Libertar as crianças da infância - reconhecendo a criança no que ela é, agora, não no que ela pode tornar-se implica em trabalhar conceitualmente com uma percepção que não inferiorize suas lógicas e em perceber os seus trajectos de vida.

Ao problematizar a política de recognição da escola, investimos na invenção de outras práticas e políticas que não reduzam a aprendizagem a seus resultados e ampliem as operações cognitivas: a cognição como invenção aberta às experiências  não-recognitivas e ao devir.
Na tentativa de superar a tendência recognitiva da escola problematizamos a memória como prática cognitiva – renovação que na perspectiva da invenção nos conduziu a produzir, com as crianças, uma outra narrativa: narração que emerge dos cacos de uma cultura escolar estilhaçada, fundada na transmissão do inenarrável.
Narrativas de uma memória viva, memória traumática de experiências de choque, o fracasso na escola, como as lágrimas de Sammy Davis, que expressaram seu desespero diante de um quadro cheio de letras e palavras desconhecidas para ele - apesar de estar no quarto ano de escolaridade.
Na escola reinventada testemunhamos(1) cotidianamente narrativas de um sofrimento indizível, que se expressa no corpo e nas atitudes das crianças: Alexandre, sempre calmo e bem humorado, se mostra nervoso e agitado, até que um punhal é encontrado em sua mochila – “é para me defender daquele menino do tráfego...” –, Milena, falante e irrequieta, que torna-se amuada e febril, até que se descobre que estava com uma infecção causada por piolhos.
Testemunhamos ainda, como a escola absorve as relações sociais desiguais e legitima como dificuldades de aprendizagem as injustiças cognitivas, que produzem narrativas de um sofrimento indizível e anônimo: sofrimento inominável daqueles que não têm nome, que passam pela escola e não deixam rastro, ou melhor, o seu rastro foi tão bem apagado que mesmo a memória de sua existência não subsiste.

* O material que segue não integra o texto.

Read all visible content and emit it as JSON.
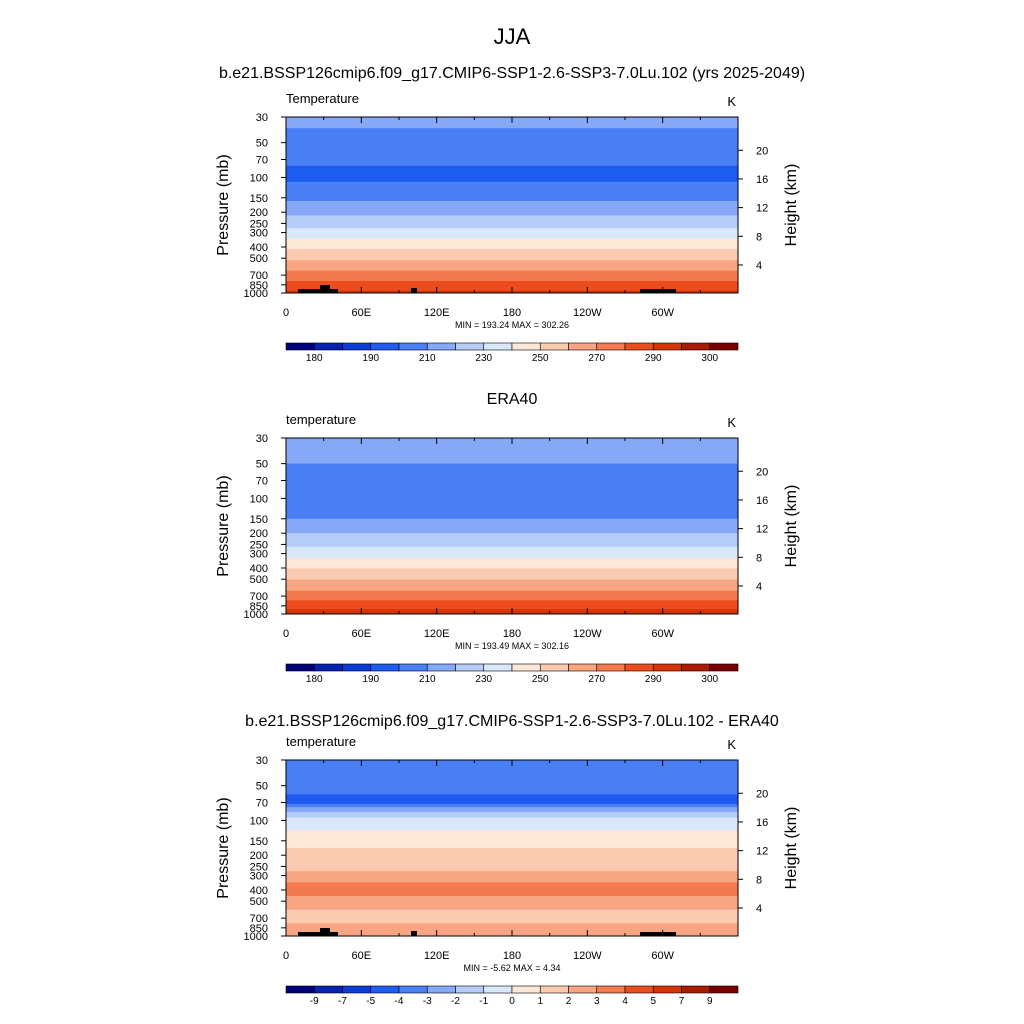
{
  "figure": {
    "title": "JJA",
    "y_left_label": "Pressure (mb)",
    "y_right_label": "Height (km)",
    "pressure_ticks": [
      30,
      50,
      70,
      100,
      150,
      200,
      250,
      300,
      400,
      500,
      700,
      850,
      1000
    ],
    "height_ticks": [
      4,
      8,
      12,
      16,
      20
    ],
    "lon_tick_labels": [
      "0",
      "60E",
      "120E",
      "180",
      "120W",
      "60W"
    ]
  },
  "chart_data": [
    {
      "type": "heatmap",
      "title": "b.e21.BSSP126cmip6.f09_g17.CMIP6-SSP1-2.6-SSP3-7.0Lu.102 (yrs 2025-2049)",
      "left_label": "Temperature",
      "units": "K",
      "min": 193.24,
      "max": 302.26,
      "stats_text": "MIN = 193.24  MAX = 302.26",
      "colorbar_labels": [
        "180",
        "190",
        "210",
        "230",
        "250",
        "270",
        "290",
        "300"
      ],
      "ylim_pressure_mb": [
        1000,
        30
      ],
      "xlim_lon_deg": [
        0,
        360
      ],
      "profile_K": [
        {
          "p": 30,
          "t": 213
        },
        {
          "p": 50,
          "t": 206
        },
        {
          "p": 70,
          "t": 201
        },
        {
          "p": 100,
          "t": 198
        },
        {
          "p": 150,
          "t": 208
        },
        {
          "p": 200,
          "t": 218
        },
        {
          "p": 250,
          "t": 226
        },
        {
          "p": 300,
          "t": 234
        },
        {
          "p": 400,
          "t": 248
        },
        {
          "p": 500,
          "t": 258
        },
        {
          "p": 700,
          "t": 274
        },
        {
          "p": 850,
          "t": 284
        },
        {
          "p": 1000,
          "t": 293
        }
      ]
    },
    {
      "type": "heatmap",
      "title": "ERA40",
      "left_label": "temperature",
      "units": "K",
      "min": 193.49,
      "max": 302.16,
      "stats_text": "MIN = 193.49  MAX = 302.16",
      "colorbar_labels": [
        "180",
        "190",
        "210",
        "230",
        "250",
        "270",
        "290",
        "300"
      ],
      "ylim_pressure_mb": [
        1000,
        30
      ],
      "xlim_lon_deg": [
        0,
        360
      ],
      "profile_K": [
        {
          "p": 30,
          "t": 214
        },
        {
          "p": 50,
          "t": 210
        },
        {
          "p": 70,
          "t": 205
        },
        {
          "p": 100,
          "t": 200
        },
        {
          "p": 150,
          "t": 210
        },
        {
          "p": 200,
          "t": 220
        },
        {
          "p": 250,
          "t": 228
        },
        {
          "p": 300,
          "t": 236
        },
        {
          "p": 400,
          "t": 250
        },
        {
          "p": 500,
          "t": 260
        },
        {
          "p": 700,
          "t": 275
        },
        {
          "p": 850,
          "t": 286
        },
        {
          "p": 1000,
          "t": 295
        }
      ]
    },
    {
      "type": "heatmap",
      "title": "b.e21.BSSP126cmip6.f09_g17.CMIP6-SSP1-2.6-SSP3-7.0Lu.102 - ERA40",
      "left_label": "temperature",
      "units": "K",
      "min": -5.62,
      "max": 4.34,
      "stats_text": "MIN =  -5.62  MAX =   4.34",
      "colorbar_labels": [
        "-9",
        "-7",
        "-5",
        "-4",
        "-3",
        "-2",
        "-1",
        "0",
        "1",
        "2",
        "3",
        "4",
        "5",
        "7",
        "9"
      ],
      "ylim_pressure_mb": [
        1000,
        30
      ],
      "xlim_lon_deg": [
        0,
        360
      ],
      "profile_K": [
        {
          "p": 30,
          "t": -3.5
        },
        {
          "p": 50,
          "t": -3.5
        },
        {
          "p": 70,
          "t": -4.5
        },
        {
          "p": 80,
          "t": -2.5
        },
        {
          "p": 100,
          "t": -0.5
        },
        {
          "p": 150,
          "t": 0.5
        },
        {
          "p": 200,
          "t": 1.5
        },
        {
          "p": 250,
          "t": 1.5
        },
        {
          "p": 300,
          "t": 2.5
        },
        {
          "p": 400,
          "t": 3.5
        },
        {
          "p": 500,
          "t": 2.5
        },
        {
          "p": 700,
          "t": 1.5
        },
        {
          "p": 850,
          "t": 2.5
        },
        {
          "p": 1000,
          "t": 2.5
        }
      ]
    }
  ],
  "colors": {
    "abs_levels": [
      180,
      185,
      190,
      200,
      210,
      220,
      230,
      240,
      250,
      260,
      270,
      280,
      290,
      295,
      300
    ],
    "abs_palette": [
      "#00007a",
      "#0722b0",
      "#0b3dd6",
      "#1f5cf0",
      "#4a7ff5",
      "#86a9f7",
      "#b5cdf8",
      "#d9e8fb",
      "#fde8d8",
      "#fbcbb0",
      "#f8a582",
      "#f47a4f",
      "#ec4d1e",
      "#d43406",
      "#a81c04",
      "#7a0000"
    ],
    "diff_levels": [
      -9,
      -7,
      -5,
      -4,
      -3,
      -2,
      -1,
      0,
      1,
      2,
      3,
      4,
      5,
      7,
      9
    ],
    "diff_palette": [
      "#00007a",
      "#0722b0",
      "#0b3dd6",
      "#1f5cf0",
      "#4a7ff5",
      "#86a9f7",
      "#b5cdf8",
      "#d9e8fb",
      "#fde8d8",
      "#fbcbb0",
      "#f8a582",
      "#f47a4f",
      "#ec4d1e",
      "#d43406",
      "#a81c04",
      "#7a0000"
    ]
  }
}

Crianças que passam pela escola e nela desaparecem. Crianças que ninguém lembra o nome, mais um dado nas estatísticas dos analfabetos escolarizados.
O trabalho de memória reinventa a cognição e incorpora a multiplicidade cotidiana de tempos à aprendizagem escolar. Aión é a temporalidade da criança, um tempo da intensidade, do acontecimento e é um entendimento necessário para se compreender o que a escola tem feito com o tempo da criança - a compartimentalização do saber e do fazer não é bem recebida pelas crianças. O que se observa é a escolarização do tempo da infância.  O tempo na/da escola é o tempo de Krónos - a continuidade de um tempo sucessivo, que captura a infância como um tempo de vir a ser.
Romper com a idéia da falta implica em reconhecer a criança no que ela é, agora, não no que ela pode tornar-se. As crianças na escola vivem cotidianamente o embate entre o tempo da escola (Krónos) e o tempo da infância (Aión).  Tal embate resulta no desejo de fugir da infância - em nossa pesquisa muitas crianças se definem como quase adolescentes. É claro que muito já se discutiu sobre o fim da infância, porém são poucas as falas das crianças, sobre sua própria condição. Talvez seja preciso libertar as crianças da infância!
Libertar as crianças da infância implica em trabalhar conceitualmente com uma percepção que não inferiorize suas lógicas. A infantilização faz das crianças prisioneiras da condição do não ser, pois só existem em função do que poderão tornar-se: “Não apenas os prisioneiros são tratados como crianças, mas as crianças como prisioneiras. As crianças sofrem uma infantilização que não é delas” (FOUCAULT e DELEUZE, 2003:41).
Libertar as crianças da infância é também lutar por justiça cognitiva, o que implica na tentativa de perceber seus trajetos pela vida: crianças que catam lixo para sobreviver e que na escola são tratadas como lixo, trapeiros-poetas, no dizer de Benjamim(2). Crianças-narradoras e sucateiras que fraturam o discurso da hospitalidade hostil(3) da escola e tecem suas narrativas nas franjas da narrativa e da história oficial - restos de fios deixados de lado como algo que não tem significação, importância ou sentido: suas experiências, suas hipóteses de vida, seus desejos, sonhos, afetos e saberes.  

Notas

1 -  Tomamos o termo testemunha  no sentido benjaminiano, ou seja, testemunha não é somente aquele que viu com seus próprios olhos, o "histor" de Heródoto, o testemunha direto. Testemunha é aquele que não vai embora, que consegue ouvir a narração insuportável do outro e que aceita que suas palavras revezam a história do outro: não por culpabilidade ou por compaixão, mas porque somente a transmissão simbólica, assumida apesar e por causa do sofrimento indizível, somente esta retomada reflexiva do passado pode nos ajudar a não repeti-lo infinitamente, mas a ousar esboçar uma outra história, a inventar o presente.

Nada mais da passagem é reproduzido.